IOW, all binary data that has ever been persisted using the BinaryAttribute in any version of Pynamo is sitting double-base64-encoded in Dynamo somewhere.
There seems to be an interesting edge case: Using a BinaryAttribute as range key is causing it to get converted into a string attribute in DynamoDB, thus getting stored without the doubled bas64-encoding.
With version 4.2.0 this issue persists. Is this planned to be fixed or will this remain for compatibility?
I'm not aware of a "plan" for the next release.
@garrettheel Given we have this issue, do you see any reason not to move the existing behavior to a "legacy" attribute class for PynamoDB 5.x? (assuming someone will contribute this)
One easy (though probably dangerous) fix is to use a custom attribute to encode these values just as bytes:
class PickleAttribute(BinaryAttribute):
def serialize(self, value: Any) -> Any:
return pickle.dumps(value)
def deserialize(self, value: Any) -> Any:
return pickle.loads(value)
I think I am relying on botocore to base64 encode bytes, which could blow up if that behavior changes, but works for me for now.
Whoops, sorry for missing this one. I'm a little wary of changing this in such a way that it would blow up without folks doing a data migration. My preference would be to allow folks to opt-in to the fix and mark the existing behavior as legacy (possibly with a deprecation warning).

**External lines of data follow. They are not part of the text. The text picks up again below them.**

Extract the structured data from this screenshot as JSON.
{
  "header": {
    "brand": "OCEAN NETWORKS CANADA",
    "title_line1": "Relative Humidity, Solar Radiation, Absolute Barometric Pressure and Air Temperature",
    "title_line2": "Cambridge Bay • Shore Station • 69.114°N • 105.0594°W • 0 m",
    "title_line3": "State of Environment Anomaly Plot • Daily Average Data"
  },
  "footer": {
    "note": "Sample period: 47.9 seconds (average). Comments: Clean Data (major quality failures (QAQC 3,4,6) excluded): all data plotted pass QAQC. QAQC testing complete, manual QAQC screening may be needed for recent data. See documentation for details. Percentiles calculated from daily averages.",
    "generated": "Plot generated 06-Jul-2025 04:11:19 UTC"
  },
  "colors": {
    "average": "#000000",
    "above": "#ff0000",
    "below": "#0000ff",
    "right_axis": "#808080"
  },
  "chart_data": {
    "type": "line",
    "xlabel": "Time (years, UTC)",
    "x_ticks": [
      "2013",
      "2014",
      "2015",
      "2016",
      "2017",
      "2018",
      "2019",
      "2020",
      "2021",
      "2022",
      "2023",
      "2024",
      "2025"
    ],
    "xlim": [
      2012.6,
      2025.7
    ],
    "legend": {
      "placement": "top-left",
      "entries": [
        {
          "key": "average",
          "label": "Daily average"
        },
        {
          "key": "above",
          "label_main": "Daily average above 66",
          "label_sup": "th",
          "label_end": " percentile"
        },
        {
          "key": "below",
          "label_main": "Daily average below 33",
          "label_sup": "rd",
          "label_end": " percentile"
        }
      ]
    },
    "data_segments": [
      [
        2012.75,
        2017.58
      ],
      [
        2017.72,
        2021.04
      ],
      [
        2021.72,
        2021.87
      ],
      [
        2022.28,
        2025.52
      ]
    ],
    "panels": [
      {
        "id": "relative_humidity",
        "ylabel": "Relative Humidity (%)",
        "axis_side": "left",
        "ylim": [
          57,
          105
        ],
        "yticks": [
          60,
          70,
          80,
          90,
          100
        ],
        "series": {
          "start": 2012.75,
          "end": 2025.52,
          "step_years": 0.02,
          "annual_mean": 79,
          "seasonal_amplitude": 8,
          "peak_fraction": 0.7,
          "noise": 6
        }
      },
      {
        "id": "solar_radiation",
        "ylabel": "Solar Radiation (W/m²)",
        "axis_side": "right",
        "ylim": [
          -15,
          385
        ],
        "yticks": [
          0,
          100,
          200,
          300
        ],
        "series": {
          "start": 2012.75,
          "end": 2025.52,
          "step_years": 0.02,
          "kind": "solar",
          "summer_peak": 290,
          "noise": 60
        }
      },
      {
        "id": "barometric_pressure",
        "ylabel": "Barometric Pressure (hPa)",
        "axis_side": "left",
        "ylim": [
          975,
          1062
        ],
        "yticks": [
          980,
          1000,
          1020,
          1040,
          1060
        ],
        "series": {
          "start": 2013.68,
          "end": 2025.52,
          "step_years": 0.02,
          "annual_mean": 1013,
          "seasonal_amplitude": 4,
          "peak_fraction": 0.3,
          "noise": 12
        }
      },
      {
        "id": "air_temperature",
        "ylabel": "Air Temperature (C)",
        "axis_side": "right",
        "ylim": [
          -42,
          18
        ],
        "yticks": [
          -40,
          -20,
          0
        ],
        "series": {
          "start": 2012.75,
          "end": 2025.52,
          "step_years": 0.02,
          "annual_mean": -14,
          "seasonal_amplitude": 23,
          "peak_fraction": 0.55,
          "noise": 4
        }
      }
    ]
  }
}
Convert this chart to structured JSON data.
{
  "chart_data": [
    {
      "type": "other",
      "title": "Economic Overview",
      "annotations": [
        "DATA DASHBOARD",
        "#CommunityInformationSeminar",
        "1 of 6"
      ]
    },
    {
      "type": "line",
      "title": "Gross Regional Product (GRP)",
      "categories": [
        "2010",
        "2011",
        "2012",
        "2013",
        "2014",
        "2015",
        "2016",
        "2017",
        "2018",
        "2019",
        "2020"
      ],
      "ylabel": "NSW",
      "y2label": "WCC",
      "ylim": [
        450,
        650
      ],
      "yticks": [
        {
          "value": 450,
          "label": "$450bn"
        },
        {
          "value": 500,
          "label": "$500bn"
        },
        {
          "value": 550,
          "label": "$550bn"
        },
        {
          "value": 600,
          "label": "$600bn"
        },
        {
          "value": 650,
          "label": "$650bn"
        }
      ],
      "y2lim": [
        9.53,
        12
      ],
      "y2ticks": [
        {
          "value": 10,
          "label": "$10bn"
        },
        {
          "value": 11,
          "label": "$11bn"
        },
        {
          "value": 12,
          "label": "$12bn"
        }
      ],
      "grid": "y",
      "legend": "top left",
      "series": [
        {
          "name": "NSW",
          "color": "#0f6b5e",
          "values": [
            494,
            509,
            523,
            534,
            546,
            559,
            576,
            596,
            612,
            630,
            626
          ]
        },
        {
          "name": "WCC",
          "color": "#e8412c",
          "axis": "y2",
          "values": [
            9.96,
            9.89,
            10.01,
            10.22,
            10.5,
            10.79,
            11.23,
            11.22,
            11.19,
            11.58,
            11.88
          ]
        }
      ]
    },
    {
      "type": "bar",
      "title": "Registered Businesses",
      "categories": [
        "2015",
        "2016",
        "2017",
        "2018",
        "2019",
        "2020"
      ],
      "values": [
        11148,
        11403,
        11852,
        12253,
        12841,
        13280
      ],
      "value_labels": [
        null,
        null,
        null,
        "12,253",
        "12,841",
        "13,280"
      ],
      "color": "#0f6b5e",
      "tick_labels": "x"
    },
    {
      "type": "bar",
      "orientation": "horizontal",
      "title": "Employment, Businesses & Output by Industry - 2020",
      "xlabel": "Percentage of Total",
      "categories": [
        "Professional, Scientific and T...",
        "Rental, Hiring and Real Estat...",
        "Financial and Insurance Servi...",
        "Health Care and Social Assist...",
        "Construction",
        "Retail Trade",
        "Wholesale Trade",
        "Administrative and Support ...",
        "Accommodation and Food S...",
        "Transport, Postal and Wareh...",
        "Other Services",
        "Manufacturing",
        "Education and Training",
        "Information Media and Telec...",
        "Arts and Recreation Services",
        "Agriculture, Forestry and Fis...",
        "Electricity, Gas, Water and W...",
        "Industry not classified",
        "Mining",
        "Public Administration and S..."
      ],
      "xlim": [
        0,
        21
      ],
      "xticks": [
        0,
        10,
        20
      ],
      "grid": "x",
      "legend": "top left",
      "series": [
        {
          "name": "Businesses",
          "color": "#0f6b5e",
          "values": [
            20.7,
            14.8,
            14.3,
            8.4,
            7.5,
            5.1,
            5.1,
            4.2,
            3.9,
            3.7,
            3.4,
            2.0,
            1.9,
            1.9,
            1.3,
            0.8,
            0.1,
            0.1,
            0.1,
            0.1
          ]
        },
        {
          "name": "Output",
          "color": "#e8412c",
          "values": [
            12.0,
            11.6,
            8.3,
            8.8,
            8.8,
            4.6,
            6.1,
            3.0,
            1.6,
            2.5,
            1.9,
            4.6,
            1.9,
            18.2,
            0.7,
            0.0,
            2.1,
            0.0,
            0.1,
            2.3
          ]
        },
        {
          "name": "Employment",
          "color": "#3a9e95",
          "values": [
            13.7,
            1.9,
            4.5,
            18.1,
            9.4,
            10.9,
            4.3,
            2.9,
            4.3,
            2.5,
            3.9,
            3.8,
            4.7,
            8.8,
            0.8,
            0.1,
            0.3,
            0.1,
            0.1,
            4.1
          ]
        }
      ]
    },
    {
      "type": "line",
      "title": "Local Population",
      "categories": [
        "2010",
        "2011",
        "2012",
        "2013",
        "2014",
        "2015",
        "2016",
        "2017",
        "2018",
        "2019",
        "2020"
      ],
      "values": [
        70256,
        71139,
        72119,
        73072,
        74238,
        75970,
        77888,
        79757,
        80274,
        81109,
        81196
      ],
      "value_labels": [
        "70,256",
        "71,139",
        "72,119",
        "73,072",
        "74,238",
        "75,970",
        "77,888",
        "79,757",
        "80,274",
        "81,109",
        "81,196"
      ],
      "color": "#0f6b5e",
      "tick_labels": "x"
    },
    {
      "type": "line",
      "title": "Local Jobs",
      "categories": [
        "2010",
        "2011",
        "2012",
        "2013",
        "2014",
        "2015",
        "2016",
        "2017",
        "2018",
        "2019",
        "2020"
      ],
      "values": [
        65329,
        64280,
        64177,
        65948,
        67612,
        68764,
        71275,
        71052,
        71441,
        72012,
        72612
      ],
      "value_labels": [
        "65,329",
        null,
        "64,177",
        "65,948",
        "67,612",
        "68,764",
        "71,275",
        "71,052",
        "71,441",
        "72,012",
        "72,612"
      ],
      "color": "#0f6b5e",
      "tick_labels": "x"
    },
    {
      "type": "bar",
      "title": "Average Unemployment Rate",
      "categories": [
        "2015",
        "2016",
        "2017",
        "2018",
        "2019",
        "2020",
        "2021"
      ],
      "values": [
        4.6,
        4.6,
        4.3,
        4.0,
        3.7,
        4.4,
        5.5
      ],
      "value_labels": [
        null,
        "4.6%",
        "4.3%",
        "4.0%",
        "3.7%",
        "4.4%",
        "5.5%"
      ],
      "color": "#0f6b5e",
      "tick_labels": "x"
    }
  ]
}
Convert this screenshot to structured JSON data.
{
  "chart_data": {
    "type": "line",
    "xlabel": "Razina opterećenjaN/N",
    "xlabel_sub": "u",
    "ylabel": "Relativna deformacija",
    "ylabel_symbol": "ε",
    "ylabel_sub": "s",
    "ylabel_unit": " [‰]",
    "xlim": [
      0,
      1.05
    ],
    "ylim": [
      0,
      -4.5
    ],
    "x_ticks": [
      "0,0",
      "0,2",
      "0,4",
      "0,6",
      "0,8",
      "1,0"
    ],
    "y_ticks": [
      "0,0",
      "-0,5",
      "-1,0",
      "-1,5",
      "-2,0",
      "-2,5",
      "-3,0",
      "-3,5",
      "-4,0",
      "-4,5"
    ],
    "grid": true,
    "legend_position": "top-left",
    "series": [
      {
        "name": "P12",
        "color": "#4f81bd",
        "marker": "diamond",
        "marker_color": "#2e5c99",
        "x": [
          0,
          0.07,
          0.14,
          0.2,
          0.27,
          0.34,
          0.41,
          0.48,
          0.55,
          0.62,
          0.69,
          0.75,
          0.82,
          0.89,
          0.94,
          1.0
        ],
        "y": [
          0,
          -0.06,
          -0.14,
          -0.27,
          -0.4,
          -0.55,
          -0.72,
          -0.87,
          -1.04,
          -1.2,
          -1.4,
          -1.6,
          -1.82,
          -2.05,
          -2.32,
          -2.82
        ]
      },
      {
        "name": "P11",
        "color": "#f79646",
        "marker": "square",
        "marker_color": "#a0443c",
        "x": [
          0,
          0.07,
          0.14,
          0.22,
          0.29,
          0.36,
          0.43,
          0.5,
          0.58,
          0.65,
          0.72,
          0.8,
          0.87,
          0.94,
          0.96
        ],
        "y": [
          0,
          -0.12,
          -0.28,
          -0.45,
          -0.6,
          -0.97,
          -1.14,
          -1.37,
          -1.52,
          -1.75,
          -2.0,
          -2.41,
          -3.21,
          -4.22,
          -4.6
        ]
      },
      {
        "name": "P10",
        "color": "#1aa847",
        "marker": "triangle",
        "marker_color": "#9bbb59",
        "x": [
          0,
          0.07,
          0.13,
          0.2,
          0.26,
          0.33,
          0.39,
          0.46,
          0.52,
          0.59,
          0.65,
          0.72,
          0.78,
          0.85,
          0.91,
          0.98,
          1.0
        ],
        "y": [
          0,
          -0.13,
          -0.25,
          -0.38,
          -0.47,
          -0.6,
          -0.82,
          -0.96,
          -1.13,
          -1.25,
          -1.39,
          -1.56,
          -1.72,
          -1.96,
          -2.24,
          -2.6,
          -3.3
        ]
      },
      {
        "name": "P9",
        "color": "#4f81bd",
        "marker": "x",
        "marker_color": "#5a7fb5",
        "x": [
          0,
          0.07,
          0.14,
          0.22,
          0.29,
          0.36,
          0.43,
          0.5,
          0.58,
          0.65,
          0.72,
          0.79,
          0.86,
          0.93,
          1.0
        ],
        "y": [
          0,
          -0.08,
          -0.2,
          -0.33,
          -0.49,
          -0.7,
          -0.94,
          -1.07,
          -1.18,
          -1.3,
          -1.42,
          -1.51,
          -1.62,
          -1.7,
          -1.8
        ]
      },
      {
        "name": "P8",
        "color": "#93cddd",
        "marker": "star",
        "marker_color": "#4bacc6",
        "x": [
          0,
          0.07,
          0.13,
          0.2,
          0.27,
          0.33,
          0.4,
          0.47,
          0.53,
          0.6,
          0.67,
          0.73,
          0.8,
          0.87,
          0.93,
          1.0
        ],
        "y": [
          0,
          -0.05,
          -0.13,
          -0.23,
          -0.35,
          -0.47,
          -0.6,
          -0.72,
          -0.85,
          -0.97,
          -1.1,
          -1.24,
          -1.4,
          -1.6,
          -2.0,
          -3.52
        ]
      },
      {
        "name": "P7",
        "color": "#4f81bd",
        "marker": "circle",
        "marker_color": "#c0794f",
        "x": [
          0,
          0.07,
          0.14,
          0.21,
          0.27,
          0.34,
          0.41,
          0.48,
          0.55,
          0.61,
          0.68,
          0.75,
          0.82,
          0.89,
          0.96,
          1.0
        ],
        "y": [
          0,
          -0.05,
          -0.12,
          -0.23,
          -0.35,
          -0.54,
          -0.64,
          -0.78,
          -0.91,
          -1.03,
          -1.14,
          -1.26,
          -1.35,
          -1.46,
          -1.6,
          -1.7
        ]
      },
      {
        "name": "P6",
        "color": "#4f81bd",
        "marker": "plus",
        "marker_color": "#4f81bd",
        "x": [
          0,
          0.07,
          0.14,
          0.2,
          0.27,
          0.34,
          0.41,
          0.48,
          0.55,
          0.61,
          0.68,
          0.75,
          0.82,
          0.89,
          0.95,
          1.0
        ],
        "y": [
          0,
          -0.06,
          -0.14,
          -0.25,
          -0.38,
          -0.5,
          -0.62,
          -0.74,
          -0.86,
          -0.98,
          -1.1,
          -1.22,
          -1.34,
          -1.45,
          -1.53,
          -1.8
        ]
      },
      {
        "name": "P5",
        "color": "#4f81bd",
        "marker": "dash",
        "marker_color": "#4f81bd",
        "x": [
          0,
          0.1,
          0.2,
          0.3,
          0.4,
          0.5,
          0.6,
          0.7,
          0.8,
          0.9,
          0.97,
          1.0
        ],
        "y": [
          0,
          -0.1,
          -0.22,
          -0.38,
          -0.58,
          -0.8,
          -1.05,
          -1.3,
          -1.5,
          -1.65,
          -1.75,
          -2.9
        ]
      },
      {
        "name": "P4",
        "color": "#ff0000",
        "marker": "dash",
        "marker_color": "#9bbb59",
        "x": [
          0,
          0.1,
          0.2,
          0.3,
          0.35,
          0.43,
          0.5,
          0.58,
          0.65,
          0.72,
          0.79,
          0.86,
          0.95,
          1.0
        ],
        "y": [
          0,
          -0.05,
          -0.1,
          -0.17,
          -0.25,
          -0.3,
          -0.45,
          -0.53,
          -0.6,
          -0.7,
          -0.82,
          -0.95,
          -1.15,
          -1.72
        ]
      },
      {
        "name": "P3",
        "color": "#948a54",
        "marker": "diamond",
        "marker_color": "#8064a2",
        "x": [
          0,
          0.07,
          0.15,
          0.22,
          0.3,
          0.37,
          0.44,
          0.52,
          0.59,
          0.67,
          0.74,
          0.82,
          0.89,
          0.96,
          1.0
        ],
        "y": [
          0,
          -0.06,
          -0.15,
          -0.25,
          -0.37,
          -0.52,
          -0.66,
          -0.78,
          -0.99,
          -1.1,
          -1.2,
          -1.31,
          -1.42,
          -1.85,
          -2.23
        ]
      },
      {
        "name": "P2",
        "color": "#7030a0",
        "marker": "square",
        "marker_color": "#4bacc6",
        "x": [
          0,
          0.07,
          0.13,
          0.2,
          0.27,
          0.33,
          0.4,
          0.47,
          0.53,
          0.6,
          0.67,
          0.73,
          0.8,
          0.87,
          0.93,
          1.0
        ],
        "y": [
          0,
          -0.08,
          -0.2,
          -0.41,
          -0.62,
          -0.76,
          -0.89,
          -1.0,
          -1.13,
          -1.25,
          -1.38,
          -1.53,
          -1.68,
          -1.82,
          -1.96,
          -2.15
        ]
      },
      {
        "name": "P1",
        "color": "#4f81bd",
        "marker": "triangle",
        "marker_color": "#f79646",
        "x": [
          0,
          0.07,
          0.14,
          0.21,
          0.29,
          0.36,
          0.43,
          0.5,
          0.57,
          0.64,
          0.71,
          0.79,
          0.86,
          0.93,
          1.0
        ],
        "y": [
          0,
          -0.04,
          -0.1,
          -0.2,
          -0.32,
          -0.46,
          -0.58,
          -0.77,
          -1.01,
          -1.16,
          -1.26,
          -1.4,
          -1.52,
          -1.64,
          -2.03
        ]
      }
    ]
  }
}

We could possibly take an argument on attribute instantiation to control this, or create an entirely new attribute. My worry with renaming the existing attr to LegacyBinaryAttribute and reclaiming BinaryAttribute is that many wont read the release notes properly and this will break in a non-obvious way (and when it hits production).
What about creating a BinaryAttributeV2, leaving BinaryAttribute alone so existing users don't get broken by an upgrade, but mark it as deprecated and update the documentation to point people at BinaryAttributeV2?
Are there any plans to do something here? I want to compress a string and save it, but much of the compression is lost by base64 double-encoding...
This is addressed in the 6.0 branch (which I should really hurry up and release at this point...).
Awesome! Waiting for the release, thanks!
Hi @ikonst , is there any plan to release 6.0 to fix double encoding issue?
Yes, might try to get it done this coming long weekend
Hey @ikonst, I see the new release doesn't contain the fix with legacy_encoding, right? Am I missing something?
It's in the master branch. I've made that release off the 5.x branch.